For diagnostic purposes, additional studies are carried out, in particular, an electroencephalogram is performed on the patient. To make a diagnosis, they rely on data from the neurological status and examination, which is based on the pattern of total electrical activity of the brain.

If there is obvious deterioration in vision, the help of an ophthalmologist is required to make a diagnosis, who will conduct a study to determine visual acuity and examine the fundus of the eye with special instruments.

A geneticist determines the presence of mutations when compiling a family tree, and also performs DNA diagnostics. Also, with the help of additional PET, reduced metabolism is detected in the formation of gray matter in the subcortical part of the brain.

There are a number of other diseases with similar pathologies, but their clinical picture does not include a number of features of Hallervorden-Spatz disease. Similar diseases in terms of symptoms: Huntington's disease, Wilson's disease, Machado-Joseph disease and other diseases associated with genetic brain damage.

When making a diagnosis, doctors rely on data obtained from MRI. All patient images show a pigmented area with iron. An image with an unambiguous appearance of this disease is called “Eye of the Tiger.”

The darker tissues of this zone look like an eye, and the lighter, bright ones look like a pupil. The moment of appearance of the “Eye of the Tiger” has not yet been determined by scientists. According to some, it appears even before certain symptoms, according to others, some time after the clear manifestation of the disease.

Diagnostic criteria and techniques

Making a diagnosis of Hallervorden-Spatz disease can be problematic for neurologists due to the polymorphism of symptoms.

Main criteria for diagnosis:

• onset of illness before age 30;
• typical picture in MRI results;
• constant development of symptoms;
• extrapyramidal syndromes;
• pyramid signs;
• epileptic seizures;
• cognitive impairment;
• retinal pigmentary degeneration;
• presence of the disease in a family history.

“Eyes of the tiger” on MRI with contrast is a typical picture of Hallervorden Spatz disease.
The disease must be differentiated from other diseases that have a similar clinical picture: Huntington’s chorea, Wilson-Konovalov disease, choreoacanthocytosis, Machado-Joseph disease.

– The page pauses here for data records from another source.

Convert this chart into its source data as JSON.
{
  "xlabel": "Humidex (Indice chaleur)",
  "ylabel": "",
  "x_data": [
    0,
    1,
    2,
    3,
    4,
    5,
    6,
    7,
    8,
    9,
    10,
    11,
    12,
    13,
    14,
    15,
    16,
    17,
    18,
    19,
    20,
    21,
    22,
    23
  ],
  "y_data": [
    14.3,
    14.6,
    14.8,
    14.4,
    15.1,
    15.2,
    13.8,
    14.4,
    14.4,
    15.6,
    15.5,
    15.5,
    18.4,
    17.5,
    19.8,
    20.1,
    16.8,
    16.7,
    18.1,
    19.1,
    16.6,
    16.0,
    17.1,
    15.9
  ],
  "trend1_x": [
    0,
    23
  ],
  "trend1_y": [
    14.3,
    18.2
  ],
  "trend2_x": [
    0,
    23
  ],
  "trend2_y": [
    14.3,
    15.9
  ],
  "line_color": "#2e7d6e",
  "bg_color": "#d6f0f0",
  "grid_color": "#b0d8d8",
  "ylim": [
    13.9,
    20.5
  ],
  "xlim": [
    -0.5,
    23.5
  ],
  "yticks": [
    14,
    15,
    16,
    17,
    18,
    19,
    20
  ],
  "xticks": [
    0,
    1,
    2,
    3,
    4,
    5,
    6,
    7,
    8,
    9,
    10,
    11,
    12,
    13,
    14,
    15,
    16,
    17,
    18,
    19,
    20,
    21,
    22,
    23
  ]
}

For diagnosis, the patient is referred for the following examinations:

1. Study of neurological status by a neurologist, neuropathologist.
2. Electroencephalography.
3. Consultation with an ophthalmologist . Direct ophthalmoscopy and visual acuity testing are possible.
4. Genetic studies to determine the type of inheritance.
5. DNA studies (detection of mutations in the PANK2 gene).
6. Positron emission tomography of the brain . It is carried out to detect decreased blood circulation in the frontoparietal lobes, striatum, and globus pallidus.
7. Magnetic resonance imaging of the brain . Required to detect the "eye of the tiger" - a hyperintense oval area in the hypointense zone that occurs due to iron accumulation. There is no single theory about the development of the “eye of the tiger”; there are assumptions about its occurrence before the onset of clinical manifestations of the disease, and about its appearance years after the onset of the disease. MRI can also detect spheroid neuroaxonal formations.

Course of the disease

The usual onset of the disease is in childhood, sometimes with severe symptoms already in the first year of life. Manifestation in adulthood is rarely possible. First, extrapyramidal motor disorders occur, especially gait disturbances with a tendency to fall or leg dystonia, and less commonly, mental disorders. Subsequently, movement disorders (dystonia, choreoathetosis, tremor) with neck rigidity, hyperreflexia and mental disorders (as a rule, intellectual disorder in the form of progressive dementia). Dysarthria and dysphagia are also found. Retinal pigmentation or optic nerve atrophy may be detected. In adults, parkinsonism-plus syndrome predominates - with dementia, hyperreflexia and prominent dystonia. The course of the disease is progressive, the neurological condition of patients worsens gradually.

Death usually occurs before the age of 30, in a state of complete mental collapse of the personality.